The US Chamber of Commerce strongly criticized Biden’s proposal to unwinding the Trump corporate tax cuts.

“We believe the proposal is dangerously misguided when it comes to how to pay for infrastructure,” Neil Bradley, the Chamber’s chief policy officer, said in a statement last week that echoed comments he previously made to CNN Business.

American companies already face a global minimum tax on their income and no other country has followed the US lead in enacting such a tax, said Joshua Bolten, CEO of the Business Roundtable, whose members are chief executive officers of major American companies.

“The administration’s proposed global minimum corporate tax rate, however, threatens to subject the US to a major competitive disadvantage,” he said.

The massive plan has also raised concerns in Congress. Already, West Virginia Sen. Joe Manchin, a key Democratic vote, has said he would not agree to raising the corporate tax above 25%.

Administration officials, meanwhile, have taken to the road to raise additional support.

In her first major address earlier this week, Yellen called for a global minimum corporate tax rate.
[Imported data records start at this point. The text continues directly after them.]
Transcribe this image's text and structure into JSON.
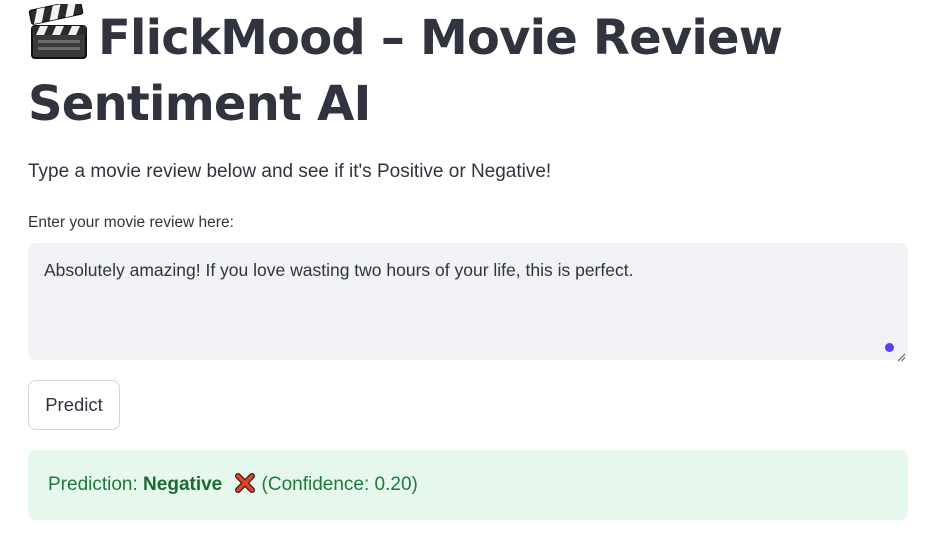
{
  "header": {
    "title_icon": "clapperboard-icon",
    "title": "FlickMood – Movie Review Sentiment AI"
  },
  "intro": {
    "text": "Type a movie review below and see if it's Positive or Negative!"
  },
  "review_input": {
    "label": "Enter your movie review here:",
    "value": "Absolutely amazing! If you love wasting two hours of your life, this is perfect."
  },
  "actions": {
    "predict_label": "Predict"
  },
  "result": {
    "prefix": "Prediction: ",
    "label": "Negative",
    "icon": "cross-mark-icon",
    "confidence_text": "(Confidence: 0.20)"
  },
  "colors": {
    "text": "#31333f",
    "input_bg": "#f0f2f6",
    "focus_accent": "#5b3df5",
    "success_bg": "#e6f7ec",
    "success_text": "#1e7a3c",
    "cross_red": "#e0452b"
  }
}
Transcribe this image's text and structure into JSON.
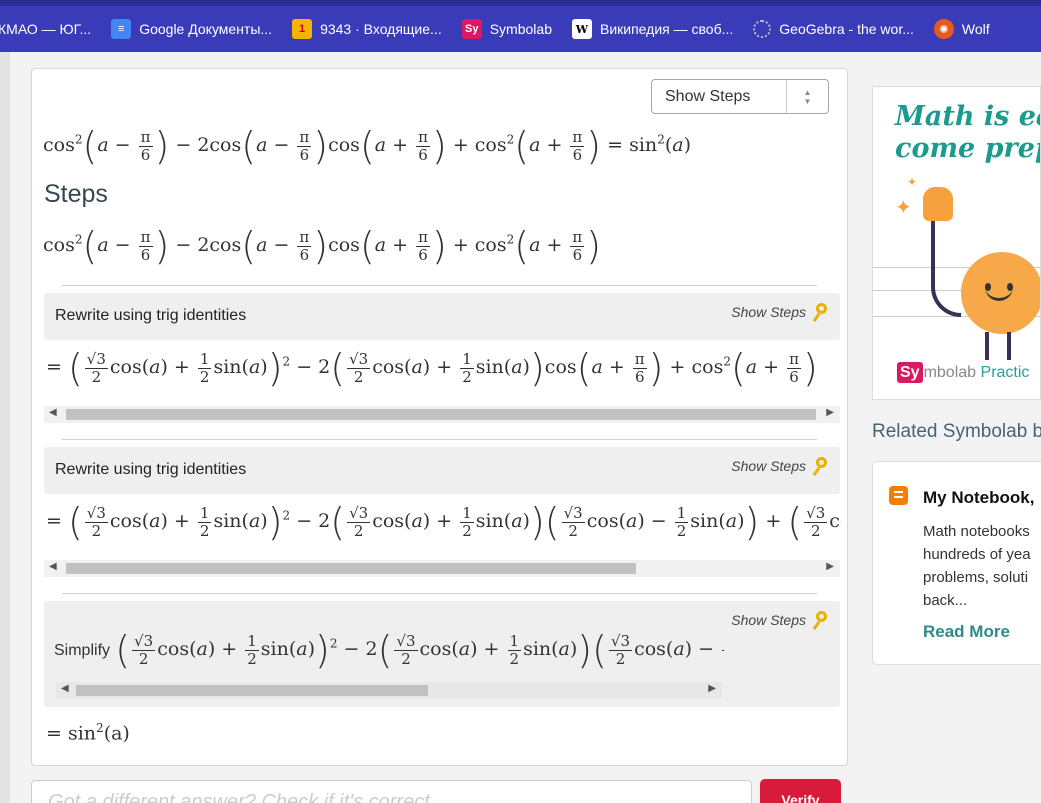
{
  "bookmarks": [
    {
      "label": "КМАО — ЮГ...",
      "icon": "yugra-icon"
    },
    {
      "label": "Google Документы...",
      "icon": "google-docs-icon"
    },
    {
      "label": "9343 · Входящие...",
      "icon": "mail-icon",
      "badge": "1"
    },
    {
      "label": "Symbolab",
      "icon": "symbolab-icon",
      "glyph": "Sy"
    },
    {
      "label": "Википедия — своб...",
      "icon": "wikipedia-icon",
      "glyph": "W"
    },
    {
      "label": "GeoGebra - the wor...",
      "icon": "geogebra-icon"
    },
    {
      "label": "Wolf",
      "icon": "wolfram-icon"
    }
  ],
  "solution": {
    "mode_select": "Show Steps",
    "steps_title": "Steps",
    "steps": [
      {
        "label": "Rewrite using trig identities",
        "show_steps": "Show Steps"
      },
      {
        "label": "Rewrite using trig identities",
        "show_steps": "Show Steps"
      },
      {
        "label": "Simplify",
        "show_steps": "Show Steps"
      }
    ],
    "equals_sign": "=",
    "result": "sin",
    "result_power": "2",
    "result_arg": "(a)"
  },
  "answer": {
    "placeholder": "Got a different answer? Check if it's correct",
    "verify_label": "Verify"
  },
  "ad": {
    "headline_line1": "Math is eas",
    "headline_line2": "come prepa",
    "brand_sy": "Sy",
    "brand_rest": "mbolab",
    "brand_practice": "Practic"
  },
  "related": {
    "heading": "Related Symbolab b",
    "blog_title": "My Notebook,",
    "blog_desc": "Math notebooks hundreds of yea problems, soluti back...",
    "read_more": "Read More"
  }
}
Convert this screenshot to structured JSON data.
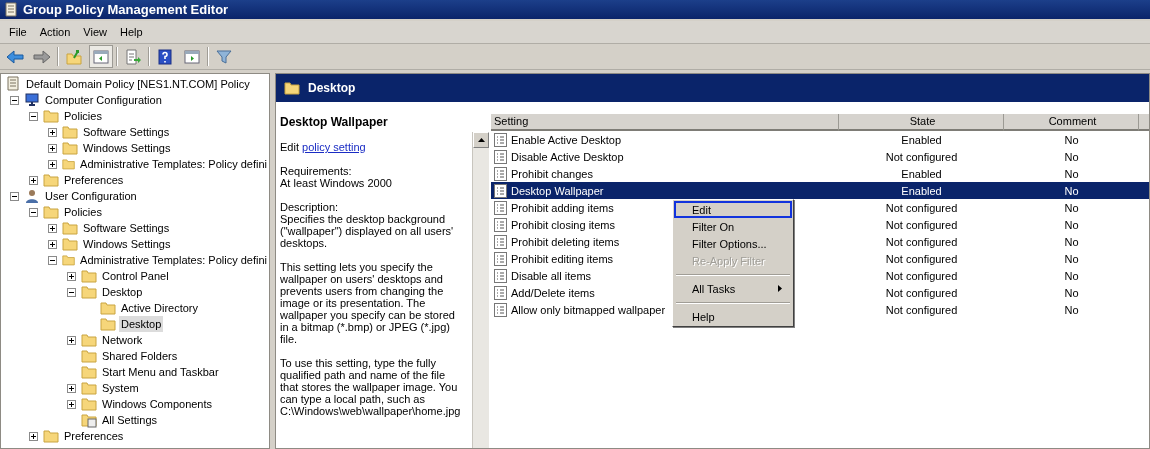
{
  "window": {
    "title": "Group Policy Management Editor"
  },
  "menu": [
    "File",
    "Action",
    "View",
    "Help"
  ],
  "toolbar": [
    {
      "kind": "back",
      "pressed": false
    },
    {
      "kind": "forward",
      "pressed": false
    },
    {
      "kind": "separator"
    },
    {
      "kind": "up",
      "pressed": false
    },
    {
      "kind": "tree",
      "pressed": true
    },
    {
      "kind": "separator"
    },
    {
      "kind": "export",
      "pressed": false
    },
    {
      "kind": "separator"
    },
    {
      "kind": "help",
      "pressed": false
    },
    {
      "kind": "pane",
      "pressed": false
    },
    {
      "kind": "separator"
    },
    {
      "kind": "filter",
      "pressed": false
    }
  ],
  "tree": [
    {
      "label": "Default Domain Policy [NES1.NT.COM] Policy",
      "kind": "policy",
      "selected": false,
      "children": [
        {
          "label": "Computer Configuration",
          "kind": "computer",
          "expanded": true,
          "selected": false,
          "children": [
            {
              "label": "Policies",
              "kind": "folder",
              "expanded": true,
              "selected": false,
              "children": [
                {
                  "label": "Software Settings",
                  "kind": "folder",
                  "expanded": false,
                  "selected": false
                },
                {
                  "label": "Windows Settings",
                  "kind": "folder",
                  "expanded": false,
                  "selected": false
                },
                {
                  "label": "Administrative Templates: Policy defini",
                  "kind": "folder",
                  "expanded": false,
                  "selected": false
                }
              ]
            },
            {
              "label": "Preferences",
              "kind": "folder",
              "expanded": false,
              "selected": false
            }
          ]
        },
        {
          "label": "User Configuration",
          "kind": "user",
          "expanded": true,
          "selected": false,
          "children": [
            {
              "label": "Policies",
              "kind": "folder",
              "expanded": true,
              "selected": false,
              "children": [
                {
                  "label": "Software Settings",
                  "kind": "folder",
                  "expanded": false,
                  "selected": false
                },
                {
                  "label": "Windows Settings",
                  "kind": "folder",
                  "expanded": false,
                  "selected": false
                },
                {
                  "label": "Administrative Templates: Policy defini",
                  "kind": "folder",
                  "expanded": true,
                  "selected": false,
                  "children": [
                    {
                      "label": "Control Panel",
                      "kind": "folder",
                      "expanded": false,
                      "selected": false
                    },
                    {
                      "label": "Desktop",
                      "kind": "folder",
                      "expanded": true,
                      "selected": false,
                      "children": [
                        {
                          "label": "Active Directory",
                          "kind": "folder",
                          "selected": false
                        },
                        {
                          "label": "Desktop",
                          "kind": "folder",
                          "selected": true
                        }
                      ]
                    },
                    {
                      "label": "Network",
                      "kind": "folder",
                      "expanded": false,
                      "selected": false
                    },
                    {
                      "label": "Shared Folders",
                      "kind": "folder",
                      "selected": false
                    },
                    {
                      "label": "Start Menu and Taskbar",
                      "kind": "folder",
                      "selected": false
                    },
                    {
                      "label": "System",
                      "kind": "folder",
                      "expanded": false,
                      "selected": false
                    },
                    {
                      "label": "Windows Components",
                      "kind": "folder",
                      "expanded": false,
                      "selected": false
                    },
                    {
                      "label": "All Settings",
                      "kind": "settings",
                      "selected": false
                    }
                  ]
                }
              ]
            },
            {
              "label": "Preferences",
              "kind": "folder",
              "expanded": false,
              "selected": false
            }
          ]
        }
      ]
    }
  ],
  "pane": {
    "title": "Desktop"
  },
  "description": {
    "heading": "Desktop Wallpaper",
    "edit_prefix": "Edit",
    "edit_link": "policy setting",
    "paragraphs": [
      "Requirements:\nAt least Windows 2000",
      "Description:\nSpecifies the desktop background (\"wallpaper\") displayed on all users' desktops.",
      "This setting lets you specify the wallpaper on users' desktops and prevents users from changing the image or its presentation. The wallpaper you specify can be stored in a bitmap (*.bmp) or JPEG (*.jpg) file.",
      "To use this setting, type the fully qualified path and name of the file that stores the wallpaper image. You can type a local path, such as C:\\Windows\\web\\wallpaper\\home.jpg"
    ]
  },
  "table": {
    "columns": [
      "Setting",
      "State",
      "Comment"
    ],
    "rows": [
      {
        "setting": "Enable Active Desktop",
        "state": "Enabled",
        "comment": "No",
        "selected": false
      },
      {
        "setting": "Disable Active Desktop",
        "state": "Not configured",
        "comment": "No",
        "selected": false
      },
      {
        "setting": "Prohibit changes",
        "state": "Enabled",
        "comment": "No",
        "selected": false
      },
      {
        "setting": "Desktop Wallpaper",
        "state": "Enabled",
        "comment": "No",
        "selected": true
      },
      {
        "setting": "Prohibit adding items",
        "state": "Not configured",
        "comment": "No",
        "selected": false
      },
      {
        "setting": "Prohibit closing items",
        "state": "Not configured",
        "comment": "No",
        "selected": false
      },
      {
        "setting": "Prohibit deleting items",
        "state": "Not configured",
        "comment": "No",
        "selected": false
      },
      {
        "setting": "Prohibit editing items",
        "state": "Not configured",
        "comment": "No",
        "selected": false
      },
      {
        "setting": "Disable all items",
        "state": "Not configured",
        "comment": "No",
        "selected": false
      },
      {
        "setting": "Add/Delete items",
        "state": "Not configured",
        "comment": "No",
        "selected": false
      },
      {
        "setting": "Allow only bitmapped wallpaper",
        "state": "Not configured",
        "comment": "No",
        "selected": false
      }
    ]
  },
  "context_menu": [
    {
      "kind": "item",
      "label": "Edit",
      "selected": true,
      "disabled": false
    },
    {
      "kind": "item",
      "label": "Filter On",
      "selected": false,
      "disabled": false
    },
    {
      "kind": "item",
      "label": "Filter Options...",
      "selected": false,
      "disabled": false
    },
    {
      "kind": "item",
      "label": "Re-Apply Filter",
      "selected": false,
      "disabled": true
    },
    {
      "kind": "separator"
    },
    {
      "kind": "submenu",
      "label": "All Tasks",
      "selected": false,
      "disabled": false
    },
    {
      "kind": "separator"
    },
    {
      "kind": "item",
      "label": "Help",
      "selected": false,
      "disabled": false
    }
  ]
}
“We’re working with G20 nations to agree to a global minimum corporate tax rate that can stop the race to the bottom,” Yellen said in a speech to the Chicago Council on Global Affairs. “Together, we can use global minimum tax to make sure that the global economy thrives, based on a more level playing field in the taxation of multinational corporations and spurs innovation, growth and prosperity.”

This story has been updated with additional comments and details.